The new guidelines to enter the Local 36 Apprenticeship and Training Center include answering two sheets of questions related to  COVID-19 and a temperature scan. Once in the building, masks are required to be worn at all times and six feet of social distance is enforced between members.

LOCAL 36 APPRENTICES perform a combustion analysis of gas furnaces at the Apprenticeship and Training Center, where 60 percent of all learning involves an in-person, hand-on aspect. – Labor Tribune photo

“Normally, we have between 10 and 12 students in each class,” Kehder said. “We’ve cut that down to five members per class, and everything gets disinfected on a regular basis.”

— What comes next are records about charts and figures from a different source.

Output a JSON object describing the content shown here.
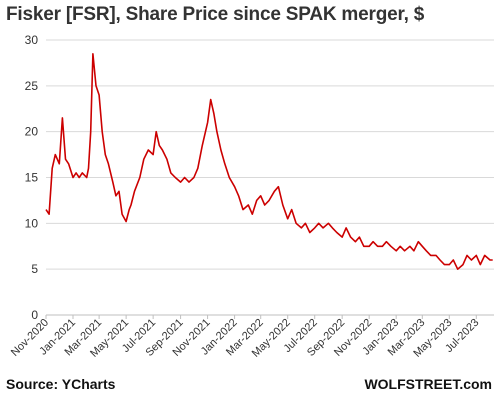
{
  "title": "Fisker  [FSR], Share Price since SPAK merger, $",
  "source": "Source: YCharts",
  "brand": "WOLFSTREET.com",
  "chart_data": {
    "type": "line",
    "title": "Fisker  [FSR], Share Price since SPAK merger, $",
    "xlabel": "",
    "ylabel": "",
    "ylim": [
      0,
      30
    ],
    "yticks": [
      0,
      5,
      10,
      15,
      20,
      25,
      30
    ],
    "grid": "horizontal",
    "line_color": "#cc0000",
    "x_tick_labels": [
      "Nov-2020",
      "Jan-2021",
      "Mar-2021",
      "May-2021",
      "Jul-2021",
      "Sep-2021",
      "Nov-2021",
      "Jan-2022",
      "Mar-2022",
      "May-2022",
      "Jul-2022",
      "Sep-2022",
      "Nov-2022",
      "Jan-2023",
      "Mar-2023",
      "May-2023",
      "Jul-2023"
    ],
    "x": [
      "2020-11-01",
      "2020-11-08",
      "2020-11-15",
      "2020-11-22",
      "2020-12-01",
      "2020-12-08",
      "2020-12-15",
      "2020-12-22",
      "2021-01-01",
      "2021-01-08",
      "2021-01-15",
      "2021-01-22",
      "2021-02-01",
      "2021-02-05",
      "2021-02-10",
      "2021-02-15",
      "2021-02-22",
      "2021-03-01",
      "2021-03-08",
      "2021-03-15",
      "2021-03-22",
      "2021-04-01",
      "2021-04-08",
      "2021-04-15",
      "2021-04-22",
      "2021-05-01",
      "2021-05-08",
      "2021-05-12",
      "2021-05-20",
      "2021-06-01",
      "2021-06-10",
      "2021-06-20",
      "2021-07-01",
      "2021-07-08",
      "2021-07-15",
      "2021-07-22",
      "2021-08-01",
      "2021-08-10",
      "2021-08-20",
      "2021-09-01",
      "2021-09-10",
      "2021-09-20",
      "2021-10-01",
      "2021-10-10",
      "2021-10-20",
      "2021-11-01",
      "2021-11-08",
      "2021-11-15",
      "2021-11-22",
      "2021-12-01",
      "2021-12-10",
      "2021-12-20",
      "2022-01-01",
      "2022-01-10",
      "2022-01-20",
      "2022-02-01",
      "2022-02-10",
      "2022-02-20",
      "2022-03-01",
      "2022-03-10",
      "2022-03-20",
      "2022-04-01",
      "2022-04-10",
      "2022-04-20",
      "2022-05-01",
      "2022-05-10",
      "2022-05-20",
      "2022-06-01",
      "2022-06-10",
      "2022-06-20",
      "2022-07-01",
      "2022-07-10",
      "2022-07-20",
      "2022-08-01",
      "2022-08-10",
      "2022-08-20",
      "2022-09-01",
      "2022-09-10",
      "2022-09-20",
      "2022-10-01",
      "2022-10-10",
      "2022-10-20",
      "2022-11-01",
      "2022-11-10",
      "2022-11-20",
      "2022-12-01",
      "2022-12-10",
      "2022-12-20",
      "2023-01-01",
      "2023-01-10",
      "2023-01-20",
      "2023-02-01",
      "2023-02-10",
      "2023-02-20",
      "2023-03-01",
      "2023-03-10",
      "2023-03-20",
      "2023-04-01",
      "2023-04-10",
      "2023-04-20",
      "2023-05-01",
      "2023-05-10",
      "2023-05-20",
      "2023-06-01",
      "2023-06-10",
      "2023-06-20",
      "2023-07-01",
      "2023-07-10",
      "2023-07-20",
      "2023-08-01",
      "2023-08-07"
    ],
    "series": [
      {
        "values": [
          11.5,
          11.0,
          16.0,
          17.5,
          16.5,
          21.5,
          17.0,
          16.5,
          15.0,
          15.5,
          15.0,
          15.5,
          15.0,
          16.0,
          20.0,
          28.5,
          25.0,
          24.0,
          20.0,
          17.5,
          16.5,
          14.5,
          13.0,
          13.5,
          11.0,
          10.2,
          11.5,
          12.0,
          13.5,
          15.0,
          17.0,
          18.0,
          17.5,
          20.0,
          18.5,
          18.0,
          17.0,
          15.5,
          15.0,
          14.5,
          15.0,
          14.5,
          15.0,
          16.0,
          18.5,
          21.0,
          23.5,
          22.0,
          20.0,
          18.0,
          16.5,
          15.0,
          14.0,
          13.0,
          11.5,
          12.0,
          11.0,
          12.5,
          13.0,
          12.0,
          12.5,
          13.5,
          14.0,
          12.0,
          10.5,
          11.5,
          10.0,
          9.5,
          10.0,
          9.0,
          9.5,
          10.0,
          9.5,
          10.0,
          9.5,
          9.0,
          8.5,
          9.5,
          8.5,
          8.0,
          8.5,
          7.5,
          7.5,
          8.0,
          7.5,
          7.5,
          8.0,
          7.5,
          7.0,
          7.5,
          7.0,
          7.5,
          7.0,
          8.0,
          7.5,
          7.0,
          6.5,
          6.5,
          6.0,
          5.5,
          5.5,
          6.0,
          5.0,
          5.5,
          6.5,
          6.0,
          6.5,
          5.5,
          6.5,
          6.0,
          6.0
        ]
      }
    ]
  }
}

While attending classes in-person is a must for apprentices and journeypersons at Local 36, the Sheet Metal International Training Institute (ITI), the training arm of the unionized sheet metal industry, has embraced online learning.

In fact, the ITI has expanded its online course offerings to enable instructors, journeypersons and apprentices to learn new skills and stay abreast of the latest information and technologies. However, a technicality in local law prohibits Local 36 members from earning professional education credit for those courses.

CLASS SIZE has been impacted by the coronavirus pandemic at Sheet Metal Workers Local 36. Normally, each class consists of between 10 and 12 students, but the number of students has been cut down to allow for proper social distancing. Here, Local 36 Instructor Mark Carron teaches welding to a class of four apprentices. – Labor Tribune photo

Jeff Bradley, Local 36 vice president and full-time instructor, explained that in order for the class to count toward a Local 36 member’s St. Louis County mechanical license, it must have an in-person component.

“To get their professional education credit, members have to have an in-person contact for a course, which isn’t possible with a virtual course,” he said. “And to get the St. Louis City mechanical license, you have to have the St. Louis County mechanical license. They basically piggyback off each other.”